When an exhibition is introduced as aiming to “unsettle the convention of the ‘explanation’, to foster an empowering, uncertain and open series of encounters”, it can go one of two ways: be rich in meaning and ideas, or have very little meaning at all.
Entering Rob Kennedy’s Acts of Dis Play, you are struck first by the dislocated title and then by the impressive scale of the exhibit: A large tree rises up to the ceiling, a section of scaffolding juts out into the room, and small paintings are placed on huge planks of wood. There is ‘shrapnel’ at the edge of every work, and in every corner of the room. Distorted patterns of light glare out from splintered screens. Our senses are awakened, alert to every detail.
Yet it appears there is little worth being alert to, here in Edinburgh’s Talbot Rice Gallery. The video displayed in the second room again holds your attention; yet the sequence of amusing amateur videos pulled from the internet do not align to form a clear idea.
Of course, the gallery states that lack of clarity is the artist’s intention, yet in this case claiming ambiguity seems to be a cover for lack of depth. The literature for the show makes this all the more apparent. The small pamphlet goes between describing a scene of intellectual posturing between the artist and the curator, and sounding like an art history textbook. Kennedy probably thought he was being clever and ironical, by mocking that which he is inevitably a part of. Yet the whole endeavour lacks purpose and substance: it exists in a vacuum of intellectual boredom.

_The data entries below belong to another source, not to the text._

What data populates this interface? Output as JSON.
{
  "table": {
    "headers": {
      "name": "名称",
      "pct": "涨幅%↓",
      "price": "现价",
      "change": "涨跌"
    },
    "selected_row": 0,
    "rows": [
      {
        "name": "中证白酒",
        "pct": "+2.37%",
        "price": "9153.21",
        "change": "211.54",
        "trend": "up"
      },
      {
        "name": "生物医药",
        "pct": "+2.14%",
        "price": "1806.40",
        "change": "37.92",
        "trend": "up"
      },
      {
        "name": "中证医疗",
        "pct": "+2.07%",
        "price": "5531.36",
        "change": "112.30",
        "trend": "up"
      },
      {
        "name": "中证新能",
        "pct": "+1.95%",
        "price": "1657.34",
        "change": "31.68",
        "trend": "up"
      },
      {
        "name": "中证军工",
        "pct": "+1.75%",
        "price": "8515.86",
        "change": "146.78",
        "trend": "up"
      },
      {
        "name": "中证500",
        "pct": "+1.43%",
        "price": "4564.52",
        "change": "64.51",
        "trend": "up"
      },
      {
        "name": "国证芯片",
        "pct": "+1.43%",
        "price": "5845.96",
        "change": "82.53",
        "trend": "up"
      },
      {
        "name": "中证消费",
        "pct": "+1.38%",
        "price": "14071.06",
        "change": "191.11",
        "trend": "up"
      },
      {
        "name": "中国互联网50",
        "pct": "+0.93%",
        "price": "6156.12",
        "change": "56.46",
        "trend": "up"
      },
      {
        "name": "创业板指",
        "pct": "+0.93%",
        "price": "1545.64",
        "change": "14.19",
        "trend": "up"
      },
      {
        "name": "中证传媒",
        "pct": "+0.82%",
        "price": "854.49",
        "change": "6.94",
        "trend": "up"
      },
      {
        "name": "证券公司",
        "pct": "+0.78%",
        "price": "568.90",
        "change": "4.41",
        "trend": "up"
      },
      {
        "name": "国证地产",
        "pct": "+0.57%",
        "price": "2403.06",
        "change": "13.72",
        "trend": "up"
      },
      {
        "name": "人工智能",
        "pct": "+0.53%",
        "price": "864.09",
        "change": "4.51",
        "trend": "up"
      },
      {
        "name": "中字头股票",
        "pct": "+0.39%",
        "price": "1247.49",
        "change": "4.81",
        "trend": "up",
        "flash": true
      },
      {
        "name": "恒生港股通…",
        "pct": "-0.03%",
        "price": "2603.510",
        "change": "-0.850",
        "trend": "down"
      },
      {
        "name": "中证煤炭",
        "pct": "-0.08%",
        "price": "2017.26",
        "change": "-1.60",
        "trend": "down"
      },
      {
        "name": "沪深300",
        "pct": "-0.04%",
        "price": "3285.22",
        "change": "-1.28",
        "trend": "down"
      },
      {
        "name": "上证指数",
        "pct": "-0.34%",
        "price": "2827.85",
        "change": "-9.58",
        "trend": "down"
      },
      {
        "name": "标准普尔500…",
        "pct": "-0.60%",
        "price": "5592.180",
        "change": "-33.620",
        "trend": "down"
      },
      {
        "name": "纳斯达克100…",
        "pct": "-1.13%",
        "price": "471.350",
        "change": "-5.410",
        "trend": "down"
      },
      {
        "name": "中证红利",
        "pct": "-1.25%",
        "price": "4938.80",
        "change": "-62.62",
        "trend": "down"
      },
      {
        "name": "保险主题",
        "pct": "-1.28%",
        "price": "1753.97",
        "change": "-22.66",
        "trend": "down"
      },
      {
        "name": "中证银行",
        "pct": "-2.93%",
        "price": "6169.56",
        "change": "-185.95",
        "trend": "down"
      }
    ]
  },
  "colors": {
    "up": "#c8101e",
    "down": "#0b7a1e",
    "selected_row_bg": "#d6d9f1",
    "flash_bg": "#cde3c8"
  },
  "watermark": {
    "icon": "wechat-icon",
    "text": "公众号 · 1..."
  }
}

This kind of self-awareness is only interesting when the artist is examining both individual and wider human experience. Instead, without anything grounding it, Kennedy’s work gets caught up in the vapid cycle of his own creation. Acts of Dis Play would have been better staying on the surface, because it turns out there are only shallow waters beneath it. Is this pamphlet of universal mockery an act of deliberate self-sabotage? If so, the artist succeeded and gained nothing from it.